The Many Worlds of Albie Bright is a read-in-one-sitting book which, if I was eleven, would have been finished way past my bedtime, under the covers, torch in hand. It’s a book to devour; Christopher Edge’s writing invites a turn of the page and has that very readable sense of ‘just one more paragraph, just to the end of the page, just finish the chapter…’.
This makes it a great read for any 8-12 year old. What makes this a must for every school library and book corner, is not just its ‘readability’ but the subject matter which illuminates two big themes; grief and science.
Albie’s Mum, a successful scientist, has died and his Dad, also a scientist, retreats further and further into his work and, in doing so, drifts further and further from Alfie. And, as the advert goes, here comes the science: Alfie explores the world of quantum physics and creates a device which enables him to travel to parallel worlds, in a desperate hunt to find his Mum.
This is a notch or two above your average time travel book, as the author weaves in the theory which underpins quantum physics.
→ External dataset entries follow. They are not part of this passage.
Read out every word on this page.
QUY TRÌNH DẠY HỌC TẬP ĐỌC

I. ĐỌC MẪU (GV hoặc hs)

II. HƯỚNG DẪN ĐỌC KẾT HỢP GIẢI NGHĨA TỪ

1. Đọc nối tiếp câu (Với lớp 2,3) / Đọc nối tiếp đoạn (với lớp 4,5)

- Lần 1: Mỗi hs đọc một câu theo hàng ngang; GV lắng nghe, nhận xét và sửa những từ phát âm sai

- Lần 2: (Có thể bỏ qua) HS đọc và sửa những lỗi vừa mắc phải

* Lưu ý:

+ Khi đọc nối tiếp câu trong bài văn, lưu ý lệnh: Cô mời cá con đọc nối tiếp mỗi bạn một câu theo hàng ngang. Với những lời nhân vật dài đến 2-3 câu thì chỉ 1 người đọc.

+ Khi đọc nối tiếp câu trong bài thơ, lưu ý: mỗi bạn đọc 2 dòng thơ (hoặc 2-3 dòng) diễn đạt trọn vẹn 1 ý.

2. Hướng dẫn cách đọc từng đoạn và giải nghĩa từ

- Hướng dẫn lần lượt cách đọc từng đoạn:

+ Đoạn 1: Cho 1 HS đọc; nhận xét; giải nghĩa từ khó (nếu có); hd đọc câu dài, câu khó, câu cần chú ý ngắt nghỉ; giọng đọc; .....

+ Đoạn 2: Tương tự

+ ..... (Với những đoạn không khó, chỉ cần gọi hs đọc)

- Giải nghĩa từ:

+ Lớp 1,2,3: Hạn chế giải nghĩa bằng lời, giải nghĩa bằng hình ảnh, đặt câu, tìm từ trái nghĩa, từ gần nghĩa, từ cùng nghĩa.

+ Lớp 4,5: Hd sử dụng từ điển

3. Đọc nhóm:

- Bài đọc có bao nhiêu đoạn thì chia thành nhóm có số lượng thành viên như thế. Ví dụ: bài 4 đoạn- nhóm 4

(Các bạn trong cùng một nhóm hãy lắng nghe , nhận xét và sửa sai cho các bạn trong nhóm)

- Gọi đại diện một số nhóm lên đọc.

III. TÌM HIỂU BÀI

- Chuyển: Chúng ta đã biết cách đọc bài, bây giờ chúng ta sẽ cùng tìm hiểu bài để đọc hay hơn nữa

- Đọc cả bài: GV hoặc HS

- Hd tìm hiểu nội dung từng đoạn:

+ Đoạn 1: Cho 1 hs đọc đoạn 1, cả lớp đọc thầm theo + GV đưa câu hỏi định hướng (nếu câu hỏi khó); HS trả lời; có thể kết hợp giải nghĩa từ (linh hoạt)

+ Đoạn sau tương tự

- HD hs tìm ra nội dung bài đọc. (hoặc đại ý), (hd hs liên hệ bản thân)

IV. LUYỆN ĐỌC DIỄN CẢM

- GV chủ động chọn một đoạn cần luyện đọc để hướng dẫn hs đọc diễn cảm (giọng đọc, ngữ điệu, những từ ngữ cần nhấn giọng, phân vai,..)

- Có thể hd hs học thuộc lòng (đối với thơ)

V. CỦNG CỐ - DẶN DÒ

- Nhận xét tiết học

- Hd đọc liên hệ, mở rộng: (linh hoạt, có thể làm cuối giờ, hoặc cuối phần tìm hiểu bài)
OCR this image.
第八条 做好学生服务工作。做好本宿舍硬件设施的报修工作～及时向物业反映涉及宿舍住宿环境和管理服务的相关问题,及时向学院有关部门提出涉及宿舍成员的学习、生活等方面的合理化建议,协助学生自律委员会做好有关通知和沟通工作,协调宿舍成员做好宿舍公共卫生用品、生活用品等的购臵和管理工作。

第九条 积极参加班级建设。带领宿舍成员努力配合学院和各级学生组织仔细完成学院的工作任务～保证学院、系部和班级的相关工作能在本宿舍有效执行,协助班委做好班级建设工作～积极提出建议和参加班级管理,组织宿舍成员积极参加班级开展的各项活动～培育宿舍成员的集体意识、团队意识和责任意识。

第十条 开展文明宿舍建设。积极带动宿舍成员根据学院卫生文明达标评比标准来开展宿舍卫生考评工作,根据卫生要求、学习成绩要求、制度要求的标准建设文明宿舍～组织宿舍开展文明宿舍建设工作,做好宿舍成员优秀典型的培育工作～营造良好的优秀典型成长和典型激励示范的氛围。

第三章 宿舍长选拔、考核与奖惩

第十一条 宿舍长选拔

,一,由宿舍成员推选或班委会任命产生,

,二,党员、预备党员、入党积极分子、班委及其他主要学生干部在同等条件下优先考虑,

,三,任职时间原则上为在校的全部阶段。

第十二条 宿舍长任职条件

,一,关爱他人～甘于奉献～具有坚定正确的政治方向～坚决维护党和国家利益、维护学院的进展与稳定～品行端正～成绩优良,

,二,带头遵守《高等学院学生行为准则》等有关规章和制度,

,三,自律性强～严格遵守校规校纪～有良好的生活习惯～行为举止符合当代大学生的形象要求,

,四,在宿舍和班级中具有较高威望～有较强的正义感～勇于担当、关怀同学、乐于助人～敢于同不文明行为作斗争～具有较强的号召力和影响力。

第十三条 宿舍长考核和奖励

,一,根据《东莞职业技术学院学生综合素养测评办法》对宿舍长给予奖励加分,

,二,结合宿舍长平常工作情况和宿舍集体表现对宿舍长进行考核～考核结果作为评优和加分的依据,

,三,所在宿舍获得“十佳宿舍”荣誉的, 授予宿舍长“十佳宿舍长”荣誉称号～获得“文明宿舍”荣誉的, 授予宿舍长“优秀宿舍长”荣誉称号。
Like me, the author isn’t a scientist, which probably helps – the science is explained in a way that just about makes sense (the ‘just about’ is down entirely to the limits of my scientific understanding, not a reflection on the author’s intellectual powers).
The science of quantum physics is extraordinary, mind-expanding; this is just the kind of book that may intrigue the next Brian Cox or Stephen Hawking. But ‘Albie Bright’ is more than just a scientific manual-turned-novel. It asks questions and makes us reflect upon life and death, whether there’s a heaven and that painful reality that tells us, no matter how much we discover about this world or any other world, the most important thing is having someone close, who loves us as much as the universe itself.
This is a book that will make you think – it’s a book that will also make you smile.